Z by HP Boost lets workstations put idle GPUs to work on AI

Computer maker HP is making it easier for customers to train and develop language models and other data-intensive AI workloads by sharing graphic processors across different machines to take advantage of spare computing power.

The aim is to get around the significant cost of processing AI workloads on cloud platforms where Nvidia’s high-performance chips are employed, but where the energy costs and service fees involved can lead to big bills.

HP, with a long history of producing high-performance workstations, is taking a different tack. With Z by HP Boost teams can get instant and direct access to GPU (graphics processing units) on workstations that may be on the other side of the room, or in a different country. For instance, you could have a bog standard laptop and send your data-intensive workloads to an HP laptop or desktop workstation overnight when your colleagues aren’t using it.

The target market for Z by HP Boost is teams of data scientists who need access to masses of computing power for model training. The bigger the model, the more parameters are involved.

”Users can be using a mobile workstation or just a laptop, and they run across a big job that they want to do in 20 seconds instead of 20 minutes. They look at the shared pool and say, boom, I'm going to use that [GPU],” says Jim Nottingham, senior vice president and division president advanced compute solutions at HP, told Tech Blog.

Data scientists working with AI workloads are the target market for Z by HP Boost

“We've never actually seen a case where they're, like, 100% utilised all the time. We give them control of defining available GPUs. Which ones do you want to share based on your utilisation?”

HP has a line of workstations optimised for AI providing instant access to GPU resources and optimising enterprise efficiency.

“The majority of the use cases are going to be people working kind of behind the company firewall, and they can be in different locations, but they're in the company network,” says Nottingham. 

HP’s AI Studio platform, released earlier this year, allows available GPU capacity to be made available to workloads on other computers. HP has been working with universities and companies using its workstations for AI projects. 

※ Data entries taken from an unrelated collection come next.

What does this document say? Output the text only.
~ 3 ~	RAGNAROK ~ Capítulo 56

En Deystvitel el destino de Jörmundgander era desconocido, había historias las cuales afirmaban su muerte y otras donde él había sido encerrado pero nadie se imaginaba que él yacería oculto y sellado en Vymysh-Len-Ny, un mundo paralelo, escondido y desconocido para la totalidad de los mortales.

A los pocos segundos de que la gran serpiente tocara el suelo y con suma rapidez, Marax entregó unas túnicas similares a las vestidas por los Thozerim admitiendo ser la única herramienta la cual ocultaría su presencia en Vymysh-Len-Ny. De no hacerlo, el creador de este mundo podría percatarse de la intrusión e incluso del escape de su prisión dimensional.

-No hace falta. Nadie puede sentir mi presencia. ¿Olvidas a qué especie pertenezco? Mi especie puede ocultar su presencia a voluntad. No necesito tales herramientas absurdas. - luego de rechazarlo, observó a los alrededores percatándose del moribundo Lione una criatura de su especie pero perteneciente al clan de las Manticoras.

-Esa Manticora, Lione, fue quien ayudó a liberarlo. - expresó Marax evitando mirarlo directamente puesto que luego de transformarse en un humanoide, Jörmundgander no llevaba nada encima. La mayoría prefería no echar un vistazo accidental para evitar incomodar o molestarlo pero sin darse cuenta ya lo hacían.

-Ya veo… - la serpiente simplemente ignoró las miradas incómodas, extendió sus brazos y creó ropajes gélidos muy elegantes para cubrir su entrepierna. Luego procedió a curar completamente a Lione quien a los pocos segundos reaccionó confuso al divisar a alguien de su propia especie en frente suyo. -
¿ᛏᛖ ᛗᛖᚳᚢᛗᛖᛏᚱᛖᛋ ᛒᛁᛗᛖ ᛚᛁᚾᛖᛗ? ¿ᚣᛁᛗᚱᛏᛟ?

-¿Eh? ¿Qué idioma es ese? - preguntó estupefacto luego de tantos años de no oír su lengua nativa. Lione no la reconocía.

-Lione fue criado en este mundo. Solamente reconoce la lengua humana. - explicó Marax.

“So this platform really helps,” says Nottingham. 

Mobile and desktop workstation GPUs can be easily shared across a network, with AI Studio managing the process.

“It gives people a common workspace working on any infrastructure. It enables better collaboration with all the Nvidia tools, fully integrated with the pre-trained models. It streamlines the workflows and makes it easier to manage the data.”

The intense demand for AI applications has seen hyperscale public cloud providers invest billions in high-capacity GPUs and scramble to source enough power to run their data centres. The costs are passed onto customers, who typically pay in tokens for access to the processing power that sits behind everything from ChatGPT to the Udio music-generating app.

But bill shock is common as the tokens rack up. The shareable GPUs in AI workstations could be particularly well suited to our cash-strapped universities where data scientists are working on experimental AI applications, and to enable AI startups to develop their offerings cost-effectively.

“The most precious resource is a scarce GPU,” says Nottingham. “And I'm like, no, the most precious resource is this freaking expensive data scientists and AI developers that are sitting around waiting for GPUs.”

HP is undertaking a staged rollout of Z by HP Boost and AI Studio with availability beginning first in the UK and the US.  Nottingham said an Australasian rollout was also on the cards. No pricing has been revealed yet.

Nottingham adds that the GPU-sharing workstations are a key part of the future of hybrid computing and a way to manage the cost and intensive computing needs that go with AI development.

“They can't do everything with a workstation, but in the future the world is converging to a model that we call hybrid compute. From client and workstation to data centre, computer clusters to cloud, and even supercloud, all of them have advantages.”